On Mon, May 25, 2026 at 09:56:35PM +0200, Patrice Dumas wrote:
> On Mon, May 25, 2026 at 07:27:09PM +0100, Gavin Smith wrote:
> > I still don't know what is supposed to make two strings sort in a
> > predictable
> > order if they differ only by case. I checked that the sort keys are
> > identical
> > in that case. Patrice, do you remember anything?
>
> The sorting does not only use the sort key, but also the number of the
> index entry in index and the index names sort order (needed for merged
> indices), as seen in Perl in Indices.pm _sort_index_entries. Therefore,
> the order should be predictable even if the upper and lower case letters
> have the same sort key.
I understand now why the index entries are output in a predicatable order.
However, this means that changing the order of index entries changes
the order in the index, if entries differ only by letter case. For
example:
$ cat test.texi ; TEXINFO_OUTPUT_FORMAT=plaintext texi2any test.texi
\input texinfo
@node Top
@top
@cindex aa
@cindex zz
@cindex @L{}
@cindex @l{}
@printindex cp
@bye
* Menu:
* aa: Top. (line 0)
* Ł: Top. (line 0)
* ł: Top. (line 0)
* zz: Top. (line 0)
$ cat test.texi ; TEXINFO_OUTPUT_FORMAT=plaintext texi2any test.texi
\input texinfo
@node Top
@top
@cindex aa
@cindex zz
@cindex @l{}
@cindex @L{}
@printindex cp
@bye
* Menu:
* aa: Top. (line 0)
* ł: Top. (line 0)
* Ł: Top. (line 0)
* zz: Top. (line 0)
There is also
>
> That being said, I do not know exactly why the strings are upper-cased
> before being sorted. Maybe this is relevant if there is no
> Unicode::Collate sorting (presumably, the lowercase/uppercase sorting is
> done well with Unicode::Collate), as it allows the upper-case and lower
> case letter to be nearby in sort in that case.

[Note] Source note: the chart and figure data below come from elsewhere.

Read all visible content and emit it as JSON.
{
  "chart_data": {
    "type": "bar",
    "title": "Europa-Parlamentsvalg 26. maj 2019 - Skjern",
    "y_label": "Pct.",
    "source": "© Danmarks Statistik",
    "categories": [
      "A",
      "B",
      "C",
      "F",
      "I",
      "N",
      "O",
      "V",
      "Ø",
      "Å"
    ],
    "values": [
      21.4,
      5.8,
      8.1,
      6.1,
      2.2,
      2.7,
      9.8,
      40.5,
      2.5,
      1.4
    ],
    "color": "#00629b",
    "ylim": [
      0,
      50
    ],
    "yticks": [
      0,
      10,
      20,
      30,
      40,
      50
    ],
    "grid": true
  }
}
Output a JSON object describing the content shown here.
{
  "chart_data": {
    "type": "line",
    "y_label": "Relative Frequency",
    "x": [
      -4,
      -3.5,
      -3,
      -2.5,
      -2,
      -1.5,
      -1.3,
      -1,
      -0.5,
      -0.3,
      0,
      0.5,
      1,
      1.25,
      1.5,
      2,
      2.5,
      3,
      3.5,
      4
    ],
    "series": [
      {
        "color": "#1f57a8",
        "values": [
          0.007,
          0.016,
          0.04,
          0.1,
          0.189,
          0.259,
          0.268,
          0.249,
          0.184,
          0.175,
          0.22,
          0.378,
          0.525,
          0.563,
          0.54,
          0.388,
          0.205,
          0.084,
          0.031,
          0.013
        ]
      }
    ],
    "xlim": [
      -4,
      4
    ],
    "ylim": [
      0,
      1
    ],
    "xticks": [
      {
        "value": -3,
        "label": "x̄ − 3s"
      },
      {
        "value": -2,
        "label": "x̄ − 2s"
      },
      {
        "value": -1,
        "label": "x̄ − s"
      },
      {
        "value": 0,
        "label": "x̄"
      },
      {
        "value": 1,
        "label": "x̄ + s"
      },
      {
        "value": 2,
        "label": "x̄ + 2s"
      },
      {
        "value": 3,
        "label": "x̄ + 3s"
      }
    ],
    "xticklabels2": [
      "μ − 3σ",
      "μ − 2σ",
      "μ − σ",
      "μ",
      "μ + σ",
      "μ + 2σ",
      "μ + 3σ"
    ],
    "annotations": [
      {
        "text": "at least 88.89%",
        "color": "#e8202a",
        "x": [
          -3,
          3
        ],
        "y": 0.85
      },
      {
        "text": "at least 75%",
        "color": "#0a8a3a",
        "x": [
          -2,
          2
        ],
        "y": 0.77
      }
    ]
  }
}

Yes, exactly, although it wouldn't make upper case and lower case variants
sort in a consistent order. There may be ways to make that happen using
strcmp comparison: something like:
sort key = uppercase(index entry) . '\x01' . index entry
- i.e., concatenate the uppercased index entry with the original index
entry, with a low valued byte in between. But it is not that important.